Schlesinger was among the most prominent historians of his time, widely respected as learned and readable, with a panoramic vision of American culture and politics. He received a National Book Award for "Robert Kennedy and His Times" and a National Book Award and a Pulitzer for "A Thousand Days," his memoir/chronicle of President Kennedy's administration. He also won a Pulitzer, in 1946, for "The Age of Jackson," his landmark chronicle of Andrew Jackson's administration.

"(He had) enormous stamina and a kind of energy and drive which most people don't have, and it kept him going, all the way through his final hours," Stephen Schlesinger said early Thursday. "He never stopped writing, he never stopped participating in public affairs, he never stopped having his views about politics and his love of this nation."

He was a longtime confidant of the Kennedys, a fellow Harvard man who served in President Kennedy's administration and was often criticized for refusing to gossip, especially for not mentioning the president's alleged, extramarital affairs.

"At no point in my experience did his preoccupation with women — apart from Caroline crawling around the Oval Office — interfere with his conduct of the public business," Schlesinger wrote.

In the 1950s, Schlesinger became increasingly involved in electoral politics, supporting Adlai Stevenson, the erudite Illinois governor and two-time loser to Dwight Eisenhower for the presidency. In 1960, the historian switched his loyalty to Kennedy, even as he acknowledged that Stevenson was a "much richer, more thoughtful, more creative person."

Liberals were wary of Kennedy, but Schlesinger, tired of Stevenson's dreamy detachment, was drawn to Kennedy's "cool, measured, intelligent concern." Over time, he came to embody Schlesinger's ideal for a head of state: charismatic but not dogmatic; progressive yet practical; a realist, he once observed, brilliantly disguised as a romantic.

Kennedy appointed the Schlesinger a special assistant, an unofficial "court philosopher" of symbolic, if not practical power. The high-minded historian was soon trapped in the tangle of superpower politics: the Bay of Pigs invasion in 1961, the disastrous attempt to overthrow Cuban leader Fidel Castro

His time in government was brief. Kennedy was assassinated in 1963, and the historian soon left the administration of his successor, Lyndon Johnson. ("With Kennedy gone, it was no longer exhilarating," Schlesinger explained). Schlesinger then supported Robert Kennedy's brief, tragic 1968 campaign.

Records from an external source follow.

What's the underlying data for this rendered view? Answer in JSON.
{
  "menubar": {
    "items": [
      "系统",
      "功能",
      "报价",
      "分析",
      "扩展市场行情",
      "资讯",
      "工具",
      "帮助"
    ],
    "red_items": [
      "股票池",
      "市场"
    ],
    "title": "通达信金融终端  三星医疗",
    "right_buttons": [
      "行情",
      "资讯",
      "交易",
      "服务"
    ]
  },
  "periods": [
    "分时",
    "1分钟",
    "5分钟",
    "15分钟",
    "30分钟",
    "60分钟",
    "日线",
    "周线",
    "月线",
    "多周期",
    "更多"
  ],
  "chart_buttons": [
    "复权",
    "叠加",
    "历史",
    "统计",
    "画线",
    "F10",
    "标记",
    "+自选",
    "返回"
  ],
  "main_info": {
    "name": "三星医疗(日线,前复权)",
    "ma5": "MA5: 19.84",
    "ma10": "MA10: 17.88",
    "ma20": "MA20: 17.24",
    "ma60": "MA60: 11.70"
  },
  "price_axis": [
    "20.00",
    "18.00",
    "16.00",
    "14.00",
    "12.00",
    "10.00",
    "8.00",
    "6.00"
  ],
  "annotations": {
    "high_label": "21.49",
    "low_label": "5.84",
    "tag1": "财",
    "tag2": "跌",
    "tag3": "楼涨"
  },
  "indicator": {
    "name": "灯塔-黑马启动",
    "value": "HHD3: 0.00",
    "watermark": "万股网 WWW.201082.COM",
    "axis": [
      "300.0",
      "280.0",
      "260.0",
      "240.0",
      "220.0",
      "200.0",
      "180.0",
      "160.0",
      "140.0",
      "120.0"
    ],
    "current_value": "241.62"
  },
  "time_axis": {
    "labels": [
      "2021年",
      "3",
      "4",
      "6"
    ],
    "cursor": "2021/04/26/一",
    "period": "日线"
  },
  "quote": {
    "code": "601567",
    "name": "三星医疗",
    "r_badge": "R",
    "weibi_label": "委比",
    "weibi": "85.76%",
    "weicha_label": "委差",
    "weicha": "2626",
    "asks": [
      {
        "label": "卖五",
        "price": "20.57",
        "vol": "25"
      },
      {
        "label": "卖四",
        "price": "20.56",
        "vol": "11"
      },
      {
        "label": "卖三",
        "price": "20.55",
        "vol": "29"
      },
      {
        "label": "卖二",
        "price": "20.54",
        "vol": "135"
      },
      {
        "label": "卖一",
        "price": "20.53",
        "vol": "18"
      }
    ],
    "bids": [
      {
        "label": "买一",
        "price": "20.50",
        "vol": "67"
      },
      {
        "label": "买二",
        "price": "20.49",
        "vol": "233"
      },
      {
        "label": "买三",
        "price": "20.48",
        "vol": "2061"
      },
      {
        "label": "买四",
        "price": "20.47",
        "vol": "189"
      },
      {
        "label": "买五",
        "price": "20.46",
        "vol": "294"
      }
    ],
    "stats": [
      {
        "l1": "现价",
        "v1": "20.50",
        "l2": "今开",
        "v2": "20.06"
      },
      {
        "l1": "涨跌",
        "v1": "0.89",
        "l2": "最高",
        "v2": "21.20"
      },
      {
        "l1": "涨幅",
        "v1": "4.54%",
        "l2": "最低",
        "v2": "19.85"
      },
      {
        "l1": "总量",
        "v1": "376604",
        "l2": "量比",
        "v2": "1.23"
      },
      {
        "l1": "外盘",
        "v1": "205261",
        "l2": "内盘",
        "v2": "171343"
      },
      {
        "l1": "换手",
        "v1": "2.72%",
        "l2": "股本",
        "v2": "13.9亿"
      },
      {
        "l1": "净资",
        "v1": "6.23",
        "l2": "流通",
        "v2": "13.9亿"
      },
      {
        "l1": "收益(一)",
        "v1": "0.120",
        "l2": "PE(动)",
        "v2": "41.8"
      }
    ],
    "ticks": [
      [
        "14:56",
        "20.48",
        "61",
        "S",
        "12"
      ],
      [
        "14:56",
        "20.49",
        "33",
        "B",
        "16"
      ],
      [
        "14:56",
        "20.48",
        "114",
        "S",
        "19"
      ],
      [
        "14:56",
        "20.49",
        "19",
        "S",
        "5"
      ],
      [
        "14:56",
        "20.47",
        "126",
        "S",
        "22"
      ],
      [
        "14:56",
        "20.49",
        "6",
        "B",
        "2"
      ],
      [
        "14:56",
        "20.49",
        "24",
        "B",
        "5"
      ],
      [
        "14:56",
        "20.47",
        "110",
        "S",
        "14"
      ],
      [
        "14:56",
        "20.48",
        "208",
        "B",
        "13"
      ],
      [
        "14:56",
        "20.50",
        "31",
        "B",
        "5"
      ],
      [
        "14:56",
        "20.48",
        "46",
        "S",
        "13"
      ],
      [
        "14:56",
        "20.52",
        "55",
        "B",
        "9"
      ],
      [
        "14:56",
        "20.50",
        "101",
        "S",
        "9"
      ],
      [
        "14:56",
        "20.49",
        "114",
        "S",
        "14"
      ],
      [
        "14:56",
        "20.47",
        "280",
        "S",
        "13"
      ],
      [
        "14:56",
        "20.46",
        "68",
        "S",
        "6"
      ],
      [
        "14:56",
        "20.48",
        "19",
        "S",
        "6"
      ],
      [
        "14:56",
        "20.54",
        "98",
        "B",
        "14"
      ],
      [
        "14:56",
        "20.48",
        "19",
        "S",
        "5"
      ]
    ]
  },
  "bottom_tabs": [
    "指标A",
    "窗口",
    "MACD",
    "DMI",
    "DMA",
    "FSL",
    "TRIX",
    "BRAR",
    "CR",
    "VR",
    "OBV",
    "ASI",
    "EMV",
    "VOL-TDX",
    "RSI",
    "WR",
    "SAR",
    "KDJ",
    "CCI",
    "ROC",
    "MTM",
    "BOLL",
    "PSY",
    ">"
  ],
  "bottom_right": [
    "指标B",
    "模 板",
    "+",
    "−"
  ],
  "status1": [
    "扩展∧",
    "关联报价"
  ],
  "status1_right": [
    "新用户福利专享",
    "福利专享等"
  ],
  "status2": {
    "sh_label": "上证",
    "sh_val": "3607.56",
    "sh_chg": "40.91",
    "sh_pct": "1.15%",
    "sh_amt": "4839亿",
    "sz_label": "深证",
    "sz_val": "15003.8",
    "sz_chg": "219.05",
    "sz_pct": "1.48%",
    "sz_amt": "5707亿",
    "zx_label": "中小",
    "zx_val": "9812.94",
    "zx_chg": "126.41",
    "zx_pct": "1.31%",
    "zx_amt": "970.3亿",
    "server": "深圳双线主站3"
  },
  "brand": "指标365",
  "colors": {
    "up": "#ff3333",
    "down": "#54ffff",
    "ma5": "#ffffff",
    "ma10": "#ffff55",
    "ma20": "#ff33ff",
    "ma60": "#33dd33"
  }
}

Being a liberal, Schlesinger once observed, means regarding man as "neither brute nor angel." Whether discussing the Kennedys, Vietnam or the power of the presidency, Schlesinger sought moderation, the middle course. He blamed the Vietnam War on the moral extremism of the right and left and worried that the executive branch had become "imperial," calling for a "strong presidency within the Constitution." He saw American history itself as a continuing "cycle" between liberal and conservative power.

In 1998, Schlesinger opposed Republican-led attempts to have President Clinton removed from office, and he later criticized President George W. Bush for his doctrine of "preventive war," saying "I think the whole notion of America as the world's judge, jury and executioner is a tragically mistaken notion."

According to Arthur Schlesinger Jr, the greatest historian in our lifetime:

In 2003, owing to the collapse of the Democratic opposition, Bush shifted the base of American foreign policy from containment-deterrence to presidential preventive war: Be silent; I see it, if you don't. Observers describe Bush as "messianic" in his conviction that he is fulfilling the divine purpose. But, as Lincoln observed in his second inaugural address, "The Almighty has His own purposes."

There stretch ahead for Bush a thousand days of his own. He might use them to start the third Bush war: the Afghan war (justified), the Iraq war (based on fantasy, deception and self-deception), the Iran war (also fantasy, deception and self-deception). There is no more dangerous thing for a democracy than a foreign policy based on presidential preventive war.

Maybe President Bush, who seems a humane man, might be moved by daily sorrows of death and destruction to forgo solo preventive war and return to cooperation with other countries in the interest of collective security. Abraham Lincoln would rejoice.

We ignore our own history at our own peril.